The two loved to laugh together. “When she would talk about The Wizard of Oz, she’d say, ‘The munchkins were a bunch of horny little guys and they were not above pinching my ass,’ ” he says with a laugh. “And she made jokes about Toto’s bad breath.”
They also had a lot of fun in the bedroom. “We did a lot of role playing,” he says. “We’d do scenes back and forth and we’d make up our own improvs. She’d say ‘Tonight, you be the professor and I’ll be the student.’ It was a lot of fun. That was more important to her than the actual sex.”
But things grew more chaotic after they were kicked out of his parents’ apartment. Ten days before Garland was preparing to fly to London, Meyer became very sick with a fever of 104.
“That’s nothing. I’ve been on stage with 106,” she said. Then, she dropped him.

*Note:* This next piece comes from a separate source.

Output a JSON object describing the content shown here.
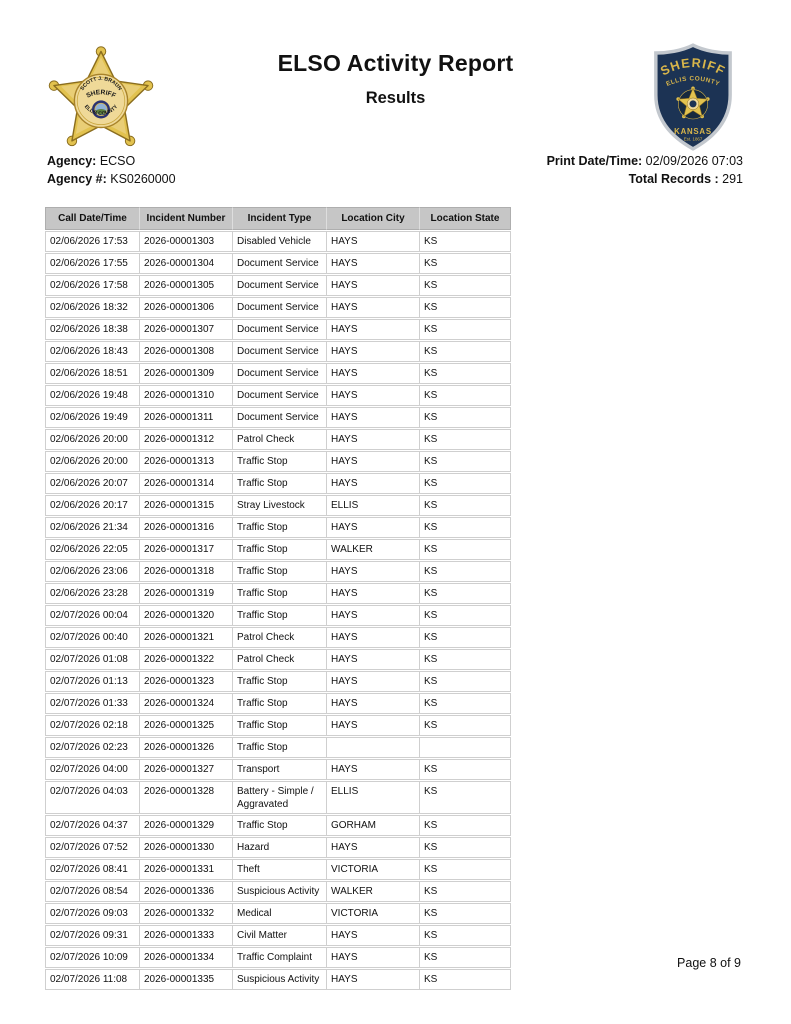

Garland left for London, where she was joined by Mickey Deans, a nightclub manager she’d first met when he delivered her a box of uppers.
“Mickey was a hustler,” says Meyer, “and when I was unable to shepherd Judy through the TV shows in New York, she called Mickey, and Mickey, just like me, dropped his whole life to go with her. She had dropped me and somebody else assumed my place.”
At one point, Meyer flew to London, hoping he could win her back.
“She was a compulsion, you know?” he says. “I realized that this mission of mine to restore Judy to her former greatness and be the guy who rescued her was not going to work.”
He still remembers the last time he saw her in January 1969. “She gave me a cursory kiss goodbye, ‘So long Johnny,’ ” he says.
When he heard she died, he attended the service at Frank E. Campbell Funeral Home in Manhattan, where crowds of over 15,000 lined up through the night to say goodbye to the beloved icon.
“James Mason (her costar in A Star Is Born) gave the eulogy and then we all filed out into the bright, bright sunlight at 11 o’clock in the morning and I cried,” says Meyer. “No more jokes, no more fun. She was the most marvelous fun. That’s what nobody really speaks about.”
And while many of the stories about Judy’s life — and death — focus on the tragic, Meyer says he does not see her that way.
“She thought her life was a gas, a ball,” he says. “She didn’t think her life was painful. She was funny. She experienced joy. She loved sex. She didn’t love food. She loved to sing and she loved the attention.”